Life and Living Beings in Early Modern Philosophy

May 5-6, 2015

2ND BRUSSELS SEMINAR IN MODERN PHILOSOPHY: “LIFE AND LIVING BEINGS IN EARLY MODERN PHILOSOPHY”

Université libre de Bruxelles

Département de Philosophie

Avenue F.D. Roosevelt 50, 1050 Bruxelles (Belgium)

 

Keynote speakers:

Mogens Laerke (CNRS-ENS Lyon)

Justin Smith (Paris VII-Diderot)

Charles Wolfe (Ghent University)

Delphine Bellis (Radboud University Nijmegen)

 

CALL FOR PAPERS

 

The Brussels Seminar in Modern Philosophy aims at fostering interaction among junior and established scholars working in the history of modern philosophy (roughly from late scholasticism up to Kant). The languages of the seminar are English and French.

Papers may be submitted on any issue regarding life and living beings in early modern philosophy. On the one hand, on should address the challenges that the phenomena of generation, vital organization or organic individuality have posed to philosophy – and how they have contributed to the slow scientific revolution concerning the explanation of living beings.
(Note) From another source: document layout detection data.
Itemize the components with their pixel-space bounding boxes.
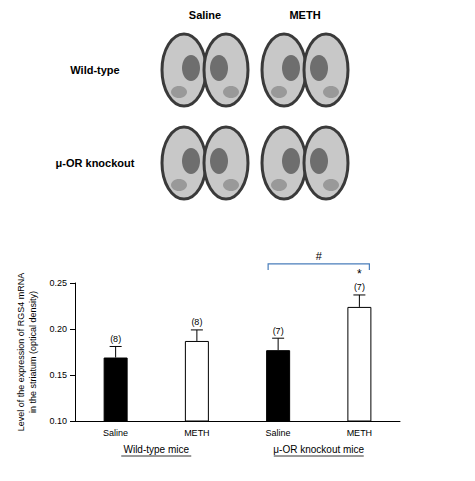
svg-text:*: * xyxy=(357,267,362,281)
svg-text:μ-OR knockout mice: μ-OR knockout mice xyxy=(273,444,364,455)
svg-text:0.15: 0.15 xyxy=(49,370,67,380)
svg-text:(7): (7) xyxy=(273,326,284,336)
svg-text:METH: METH xyxy=(289,9,320,21)
svg-text:Level of the expression of RGS: Level of the expression of RGS4 mRNA xyxy=(16,273,26,432)
svg-text:Wild-type: Wild-type xyxy=(70,64,119,76)
svg-text:Saline: Saline xyxy=(103,428,128,438)
svg-text:METH: METH xyxy=(347,428,373,438)
svg-text:Wild-type mice: Wild-type mice xyxy=(123,444,189,455)
svg-text:in the striatum (optical densi: in the striatum (optical density) xyxy=(28,291,38,413)
svg-text:0.25: 0.25 xyxy=(49,278,67,288)
svg-text:(8): (8) xyxy=(191,317,202,327)
svg-text:Saline: Saline xyxy=(266,428,291,438)
svg-text:μ-OR knockout: μ-OR knockout xyxy=(56,157,135,169)
svg-text:#: # xyxy=(316,250,323,262)
svg-text:0.10: 0.10 xyxy=(49,416,67,426)
svg-text:Saline: Saline xyxy=(189,9,221,21)
svg-text:METH: METH xyxy=(184,428,210,438)
svg-text:(8): (8) xyxy=(110,334,121,344)
svg-text:0.20: 0.20 xyxy=(49,324,67,334)
svg-text:(7): (7) xyxy=(354,282,365,292)
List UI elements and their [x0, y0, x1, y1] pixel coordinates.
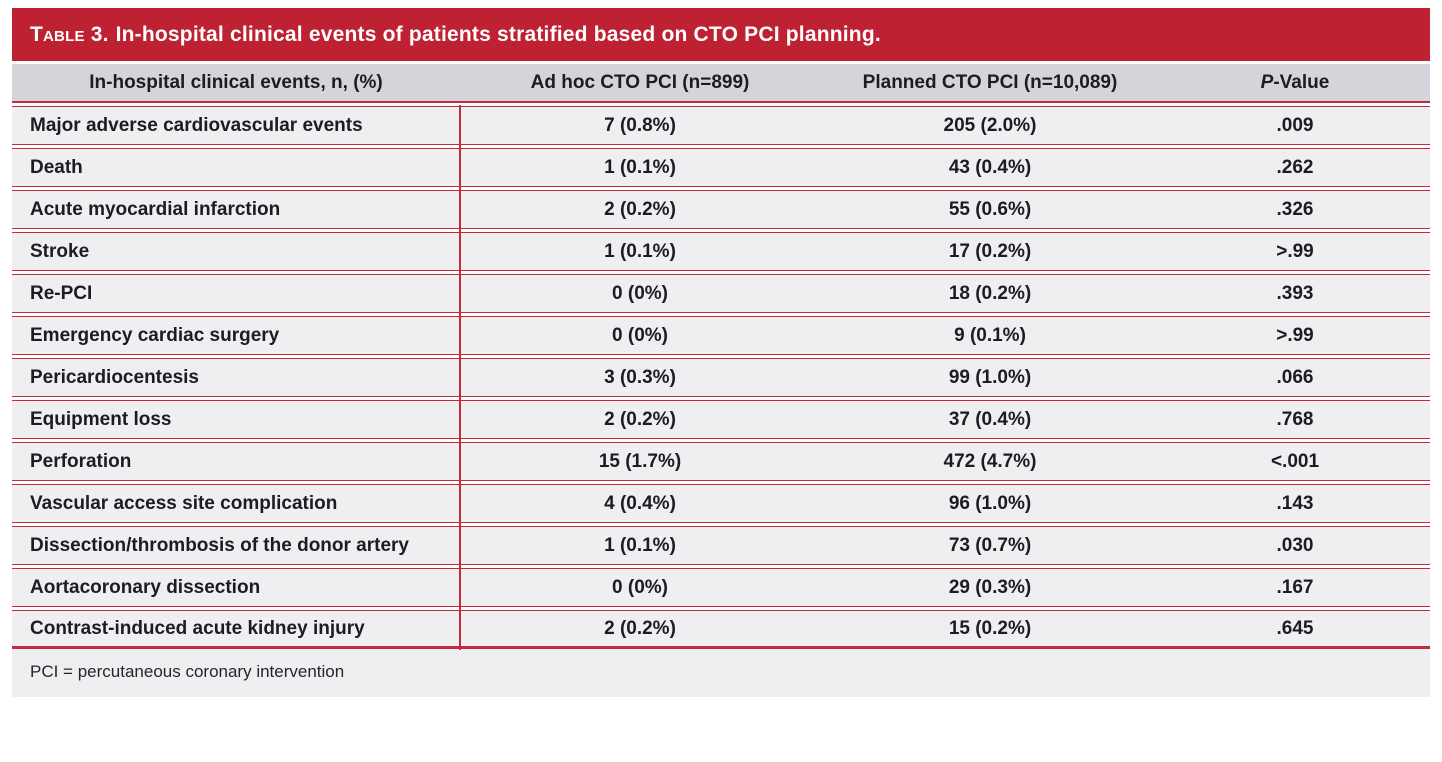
- table-row: Re-PCI 0 (0%) 18 (0.2%) .393: [12, 274, 1430, 313]
- cell-pvalue: .393: [1160, 274, 1430, 313]
- cell-pvalue: .143: [1160, 484, 1430, 523]
- cell-adhoc: 7 (0.8%): [460, 106, 820, 145]
- table-row: Emergency cardiac surgery 0 (0%) 9 (0.1%) >…: [12, 316, 1430, 355]
- cell-pvalue: <.001: [1160, 442, 1430, 481]
- cell-planned: 18 (0.2%): [820, 274, 1160, 313]
- cell-event: Acute myocardial infarction: [12, 190, 460, 229]
- cell-adhoc: 2 (0.2%): [460, 190, 820, 229]
- cell-adhoc: 1 (0.1%): [460, 148, 820, 187]
- cell-pvalue: .262: [1160, 148, 1430, 187]
- column-header-adhoc: Ad hoc CTO PCI (n=899): [460, 64, 820, 103]
- cell-pvalue: .066: [1160, 358, 1430, 397]
- cell-event: Equipment loss: [12, 400, 460, 439]
- cell-planned: 472 (4.7%): [820, 442, 1160, 481]
- cell-event: Stroke: [12, 232, 460, 271]
- column-header-events-label: In-hospital clinical events, n, (%): [89, 71, 383, 93]
- cell-adhoc: 0 (0%): [460, 274, 820, 313]
- cell-planned: 37 (0.4%): [820, 400, 1160, 439]
- table-row: Vascular access site complication 4 (0.4%…: [12, 484, 1430, 523]
- table-row: Contrast-induced acute kidney injury 2 (0…: [12, 610, 1430, 649]
- cell-adhoc: 3 (0.3%): [460, 358, 820, 397]
- table-row: Stroke 1 (0.1%) 17 (0.2%) >.99: [12, 232, 1430, 271]
- table-row: Perforation 15 (1.7%) 472 (4.7%) <.001: [12, 442, 1430, 481]
- cell-adhoc: 0 (0%): [460, 568, 820, 607]
- column-header-events: In-hospital clinical events, n, (%): [12, 64, 460, 103]
- column-divider-rule: [459, 105, 461, 650]
- cell-event: Death: [12, 148, 460, 187]
- table-row: Pericardiocentesis 3 (0.3%) 99 (1.0%) .066: [12, 358, 1430, 397]
- table-row: Aortacoronary dissection 0 (0%) 29 (0.3%).…: [12, 568, 1430, 607]
- table-row: Equipment loss 2 (0.2%) 37 (0.4%) .768: [12, 400, 1430, 439]
- cell-pvalue: .768: [1160, 400, 1430, 439]
- cell-event: Major adverse cardiovascular events: [12, 106, 460, 145]
- cell-event: Pericardiocentesis: [12, 358, 460, 397]
- cell-pvalue: .167: [1160, 568, 1430, 607]
- cell-pvalue: .009: [1160, 106, 1430, 145]
- cell-planned: 15 (0.2%): [820, 610, 1160, 649]
- column-header-row: In-hospital clinical events, n, (%) Ad h…: [12, 64, 1430, 103]
- cell-planned: 43 (0.4%): [820, 148, 1160, 187]
- table-body: Major adverse cardiovascular events 7 (0.…: [12, 106, 1430, 649]
- cell-event: Aortacoronary dissection: [12, 568, 460, 607]
- table-title-bar: Table 3. In-hospital clinical events of …: [12, 8, 1430, 61]
- cell-event: Emergency cardiac surgery: [12, 316, 460, 355]
- column-header-planned: Planned CTO PCI (n=10,089): [820, 64, 1160, 103]
- column-header-pvalue: P-Value: [1160, 64, 1430, 103]
- table-row: Major adverse cardiovascular events 7 (0.…: [12, 106, 1430, 145]
- cell-adhoc: 0 (0%): [460, 316, 820, 355]
- cell-event: Dissection/thrombosis of the donor arter…: [12, 526, 460, 565]
- table-row: Death 1 (0.1%) 43 (0.4%) .262: [12, 148, 1430, 187]
- cell-adhoc: 15 (1.7%): [460, 442, 820, 481]
- cell-pvalue: .645: [1160, 610, 1430, 649]
- column-header-adhoc-label: Ad hoc CTO PCI (n=899): [530, 71, 750, 93]
- cell-pvalue: >.99: [1160, 232, 1430, 271]
- cell-planned: 9 (0.1%): [820, 316, 1160, 355]
- table-title: In-hospital clinical events of patients …: [115, 22, 881, 46]
- cell-pvalue: >.99: [1160, 316, 1430, 355]
- cell-adhoc: 2 (0.2%): [460, 400, 820, 439]
- cell-adhoc: 1 (0.1%): [460, 526, 820, 565]
- clinical-events-table: In-hospital clinical events, n, (%) Ad h…: [12, 61, 1430, 652]
- cell-planned: 205 (2.0%): [820, 106, 1160, 145]
- cell-planned: 96 (1.0%): [820, 484, 1160, 523]
- cell-event: Vascular access site complication: [12, 484, 460, 523]
- table-row: Dissection/thrombosis of the donor arter…: [12, 526, 1430, 565]
- cell-pvalue: .030: [1160, 526, 1430, 565]
- cell-planned: 29 (0.3%): [820, 568, 1160, 607]
- column-header-pvalue-label: P-Value: [1260, 71, 1330, 93]
- cell-planned: 17 (0.2%): [820, 232, 1160, 271]
- table-footnote: PCI = percutaneous coronary intervention: [12, 649, 1430, 697]
- table-number-label: Table 3.: [30, 22, 109, 46]
- cell-event: Re-PCI: [12, 274, 460, 313]
- cell-planned: 55 (0.6%): [820, 190, 1160, 229]
- cell-adhoc: 1 (0.1%): [460, 232, 820, 271]
- table-row: Acute myocardial infarction 2 (0.2%) 55 (0…: [12, 190, 1430, 229]
- table-3-card: Table 3. In-hospital clinical events of …: [12, 8, 1430, 697]
- cell-event: Perforation: [12, 442, 460, 481]
- cell-event: Contrast-induced acute kidney injury: [12, 610, 460, 649]
- cell-adhoc: 4 (0.4%): [460, 484, 820, 523]
- cell-planned: 73 (0.7%): [820, 526, 1160, 565]
- cell-planned: 99 (1.0%): [820, 358, 1160, 397]
- cell-adhoc: 2 (0.2%): [460, 610, 820, 649]
- column-header-planned-label: Planned CTO PCI (n=10,089): [862, 71, 1118, 93]
- cell-pvalue: .326: [1160, 190, 1430, 229]
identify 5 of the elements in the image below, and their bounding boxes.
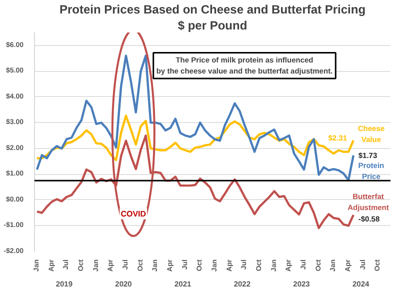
chart-subtitle: $ per Pound xyxy=(178,18,248,32)
annotation: COVID xyxy=(120,209,146,218)
line-series xyxy=(36,54,355,182)
line-series xyxy=(36,114,355,162)
chart-title: Protein Prices Based on Cheese and Butterfat Pricing xyxy=(59,2,366,16)
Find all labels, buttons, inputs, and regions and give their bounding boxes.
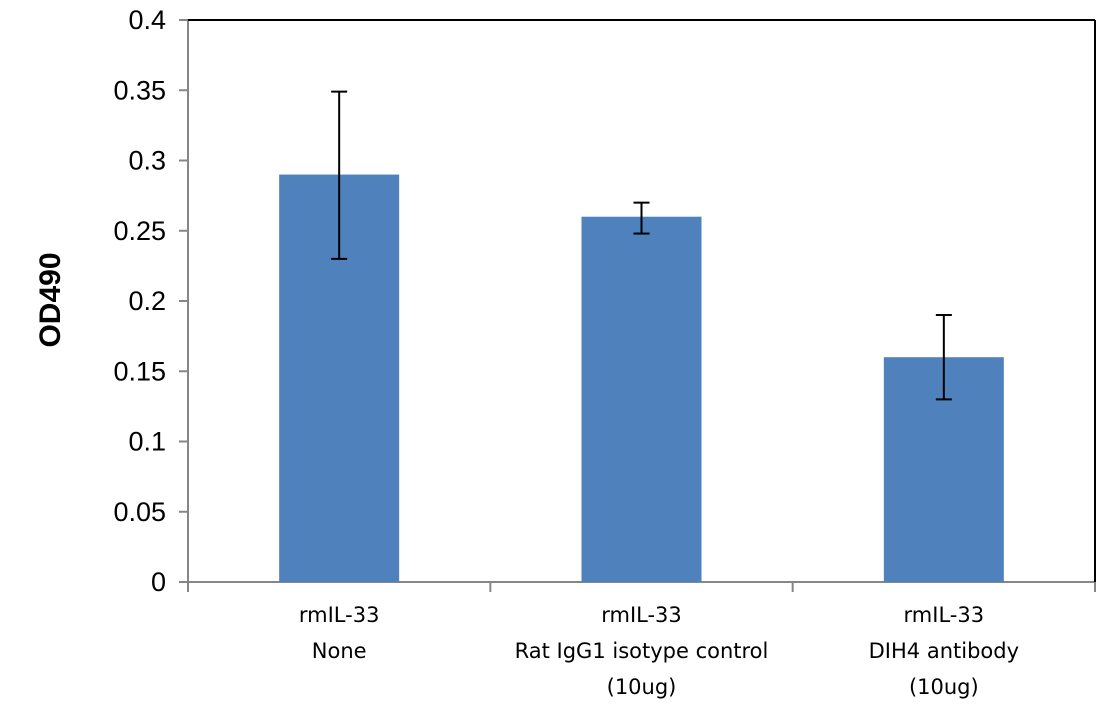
y-tick-label: 0 [151,567,166,597]
x-axis-category-labels: rmIL-33 None rmIL-33 Rat IgG1 isotype contr… [187,582,1096,699]
y-axis-title: OD490 [34,252,67,347]
y-axis-ticks: 0 0.05 0.1 0.15 0.2 0.25 0.3 0.35 0.4 [113,5,188,597]
y-tick-label: 0.2 [128,286,166,316]
x-category-label: None [312,639,367,663]
y-tick-label: 0.1 [128,427,166,457]
bar [581,216,702,582]
x-category-label: (10ug) [909,675,979,699]
bars [279,174,1004,583]
y-tick-label: 0.05 [113,497,166,527]
error-bars [331,90,952,401]
y-tick-label: 0.35 [113,75,166,105]
x-category-label: rmIL-33 [299,603,380,627]
x-category-label: rmIL-33 [904,603,985,627]
x-category-label: (10ug) [607,675,677,699]
x-category-label: DIH4 antibody [869,639,1019,663]
x-category-label: rmIL-33 [601,603,682,627]
y-tick-label: 0.3 [128,146,166,176]
y-tick-label: 0.15 [113,356,166,386]
y-tick-label: 0.25 [113,216,166,246]
x-category-label: Rat IgG1 isotype control [515,639,769,663]
y-tick-label: 0.4 [128,5,166,35]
On the other hand, one should also address the question of the ontological specificity of life – that is to be understood both as zoe and bios.

Reading time will be 60 minutes (including discussion). Please send an abstract as attachment (about 500 words), prepared for a multiple blind review, to Arnaud.Pelletier@ulb.ac.be by January 15, 2015. The author’s name and affiliation should be included in the body of the e-mail.

Notification of acceptance will be given by February 5, 2015.

Please note that no financial support can be provided for travel expenses and accommodation. Attendance is free.